Google’s Ads Data Hub (ADH) started as a pure analytics and measurement service. But Google has been testing audience activation with a beta program for the past six months, according to AdExchanger sources who are in the program.
The beta program includes large brands and agencies, and is currently only open to select clients that have invested heavily in ADH. Display and Video 360, Google’s DSP, is the only ad-buying platform that can be connected with ADH audiences for campaigns.
The ADH-based ad campaigns only include non-Google properties. So the beta customers can buy on the open web, but not YouTube or Google Search.
Audience buying is a natural evolution of ADH, according to one brand marketer who is part of the beta.
“You’re creating segments within the platform that are ideal for targeting,” he said. Instead of only having cookie info – a user’s device, perhaps their location and a limited sense of previous sites they’ve visited – ADH segments are grounded with stronger audience data, since the segments are informed by a brand’s CRM or other first-party data and Google’s identity graph.
Right now, the ADH ad-buying tests only work well for companies with large first-party data sets in Google Cloud and integrated with ADH, so the marketer first-party data can sync with Google’s data set, said another agency exec involved in the beta.
Google doesn’t allow individual-level targeting in ADH (like how a brand might retarget a user who visits their site). Marketers using ADH don’t simply access Google audiences, but if they collect first-party data that matches to the Google graph, then their own audiences can be enriched with Google data. So brands need to be able to create large enough audience segments numbering hundreds or low thousands of users to create targeted audience segments in ADH (for instance, people in Austin who use grocery delivery).One of the primary use cases for ADH audience activations is frequency management, said Hugo Loriot, managing director of the ad analytics consultancy 55, who’s been briefed on the beta program.
Cookies are far from a sure-fire tool for frequency capping, since people use different devices, different internet services and delete cookies, each of which can throw off frequency caps for an individual.
Deepening the Google relationship
Taking advantage of the beta means committing more deeply to the Google platform, said one agency exec.
Since Google’s identity data set informs the audience packages, the data can never leave ADH, or advertisers would be able to retarget individuals without consent. The ADH audience segments aren’t transferred from ADH to DV360 – it all happens within the platform.
That’s also why third-party DSPs are not part of the beta program. Ad servers like Sizmek and Flashtalking are ADH partners, because they integrate for analytics and measurement. But no outside DSPs are connected with ADH.
There aren’t specific policy or privacy restrictions that prohibit Google from syncing ADH campaigns with outside DSPs down the road, according to agency execs. And the same goes for media.
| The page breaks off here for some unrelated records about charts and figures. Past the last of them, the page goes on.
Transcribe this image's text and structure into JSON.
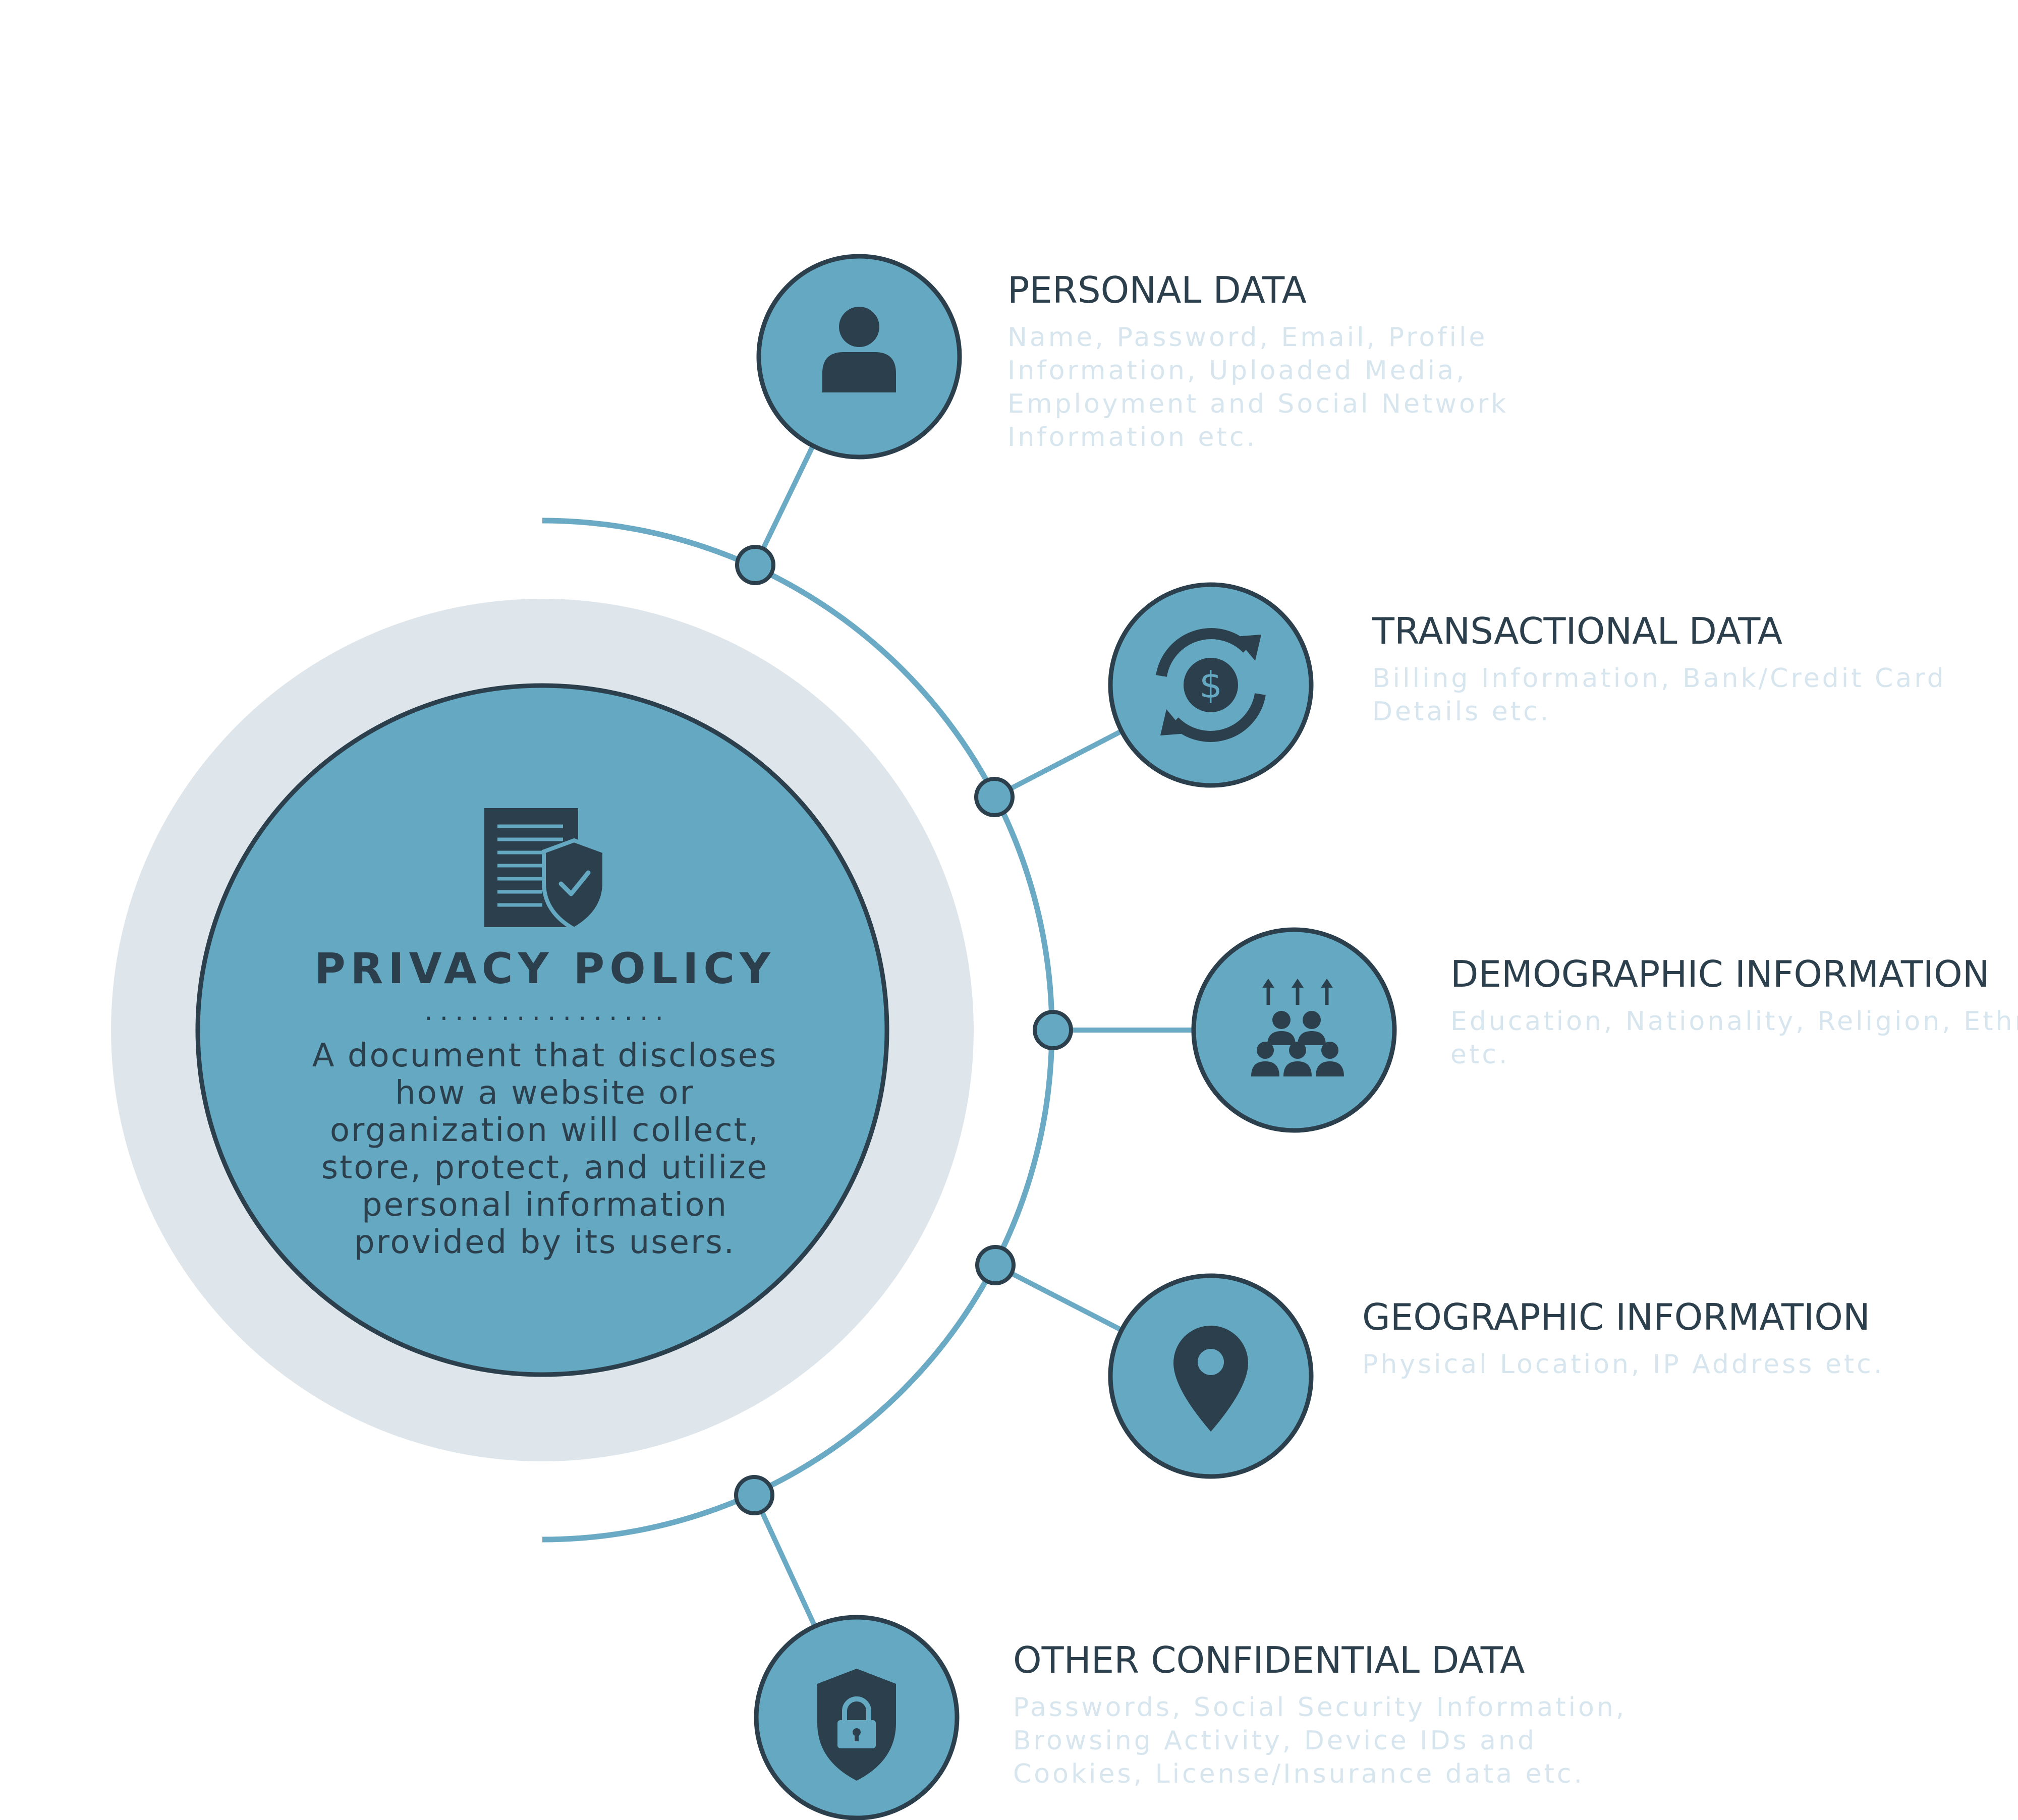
{
  "center": {
    "title": "PRIVACY POLICY",
    "divider": "................",
    "description": "A document that discloses how a website or organization will collect, store, protect, and utilize personal information provided by its users.",
    "icon": "document-shield-icon"
  },
  "items": [
    {
      "title": "PERSONAL DATA",
      "description": "Name, Password, Email, Profile Information, Uploaded Media, Employment and Social Network Information etc.",
      "icon": "user-icon"
    },
    {
      "title": "TRANSACTIONAL DATA",
      "description": "Billing Information, Bank/Credit Card Details etc.",
      "icon": "dollar-cycle-icon"
    },
    {
      "title": "DEMOGRAPHIC INFORMATION",
      "description": "Education, Nationality, Religion, Ethnicity etc.",
      "icon": "people-group-icon"
    },
    {
      "title": "GEOGRAPHIC INFORMATION",
      "description": "Physical Location, IP Address etc.",
      "icon": "location-pin-icon"
    },
    {
      "title": "OTHER CONFIDENTIAL DATA",
      "description": "Passwords, Social Security Information, Browsing Activity, Device IDs and Cookies, License/Insurance data etc.",
      "icon": "shield-lock-icon"
    }
  ],
  "colors": {
    "primary": "#64a8c2",
    "dark": "#2b3f4c",
    "halo": "#dfe6eb",
    "arc": "#6aaac4",
    "muted_text": "#d7e6ee",
    "background": "#ffffff"
  }
}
YouTube and Search could theoretically be available for ADH-based campaigns, though Google hasn’t stated if this will happen.
“DV360 is the only DSP I expect ADH will ever integrate with,” according to an agency exec who’s tested the ADH and DV360 ad campaigns. “If exposing cookie-based IDs outside the walls is a nonstarter, Google certainly isn’t going to let other DSPs traffic campaigns informed by logged-in user data.”